For next year, NAR projects existing-home sales will rise ever so slightly to 5.7 million, and that the median home price should rise 0.3 percent. New-homes sales, however, are expected to continue to fall sharply, to 693,000, which would represent a 12 percent drop. The forecast presumes that for the largest chunk of the market—the existing-home-sales market—the bottom has come, and it sits poised at an inflection point. It's possible. But the tendency of housing professionals to call the housing bottom for the past two years—again and again—has been pretty dismal. The good folks at NAR aren't the worst forecasters ever. That title goes to the two guys who, in 1999, projected the Dow Jones Industrial Average would hit 36,000 in three to five years. But given the recent history and the slope of the trend lines, it's probably prudent to prepare for the worst rather than hope for the best.

Duncan McGeary said...

The reason the local media won't be able to deny reality, is because the national news is still covering it.

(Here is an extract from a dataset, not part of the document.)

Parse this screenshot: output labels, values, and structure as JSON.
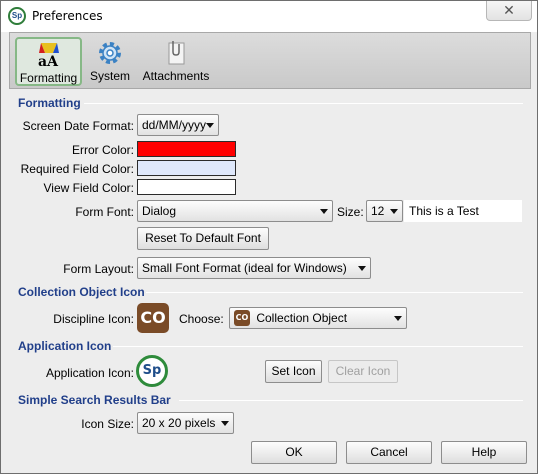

Doubt Slate gets much of its revenue from real estate listings....

Anonymous said...

Duncan, Read the following press-release issued by Tetherow last week carefully, note today teh BULL ran this press release. First all there are NO 'homes' @ Tetherow, but the title says that Home-Sales are good!


Home Sales News is Not All Bad; Oregon Development Closes on $12 Million in Homesite Sales in One Month

Tetherow's Success Defies Real Estate Trends
BEND, Ore.--(Business Wire)--If you think all of the news coming out of the housing industry is
doom and gloom, think again. A new development near Bend, Ore., closed
on 19 homesites in one month for a value close to $12 million or about
$631,000 per lot.

Internationally famous golf course architect David McLay Kidd and
his wife Jill recently closed on the first homesite at Tetherow, a new
700-acre golf resort community near Bend in central Oregon. They were
joined by 18 more buyers in the last month.

Anonymous said...

Do you remember over a year ago, becky was claiming that the Plaza was sold out, and she was turning people away.

Tetherow is trying to create the same shortage on homes, that don't exist, go up to Tetherow and look around all that's up there is a little green, and lots of mud and asphalt.

The BULL prints the Tetherow Press-Release verbatim, and then says this proves that home-sales in Bend are bucking national trend.

Again, no homes sold @ Tetherow, what sold was a few locals bought the best lots on speculation for a little down, in fact we don't even know yet if only one person might have paid $500 for the right to buy all the lots.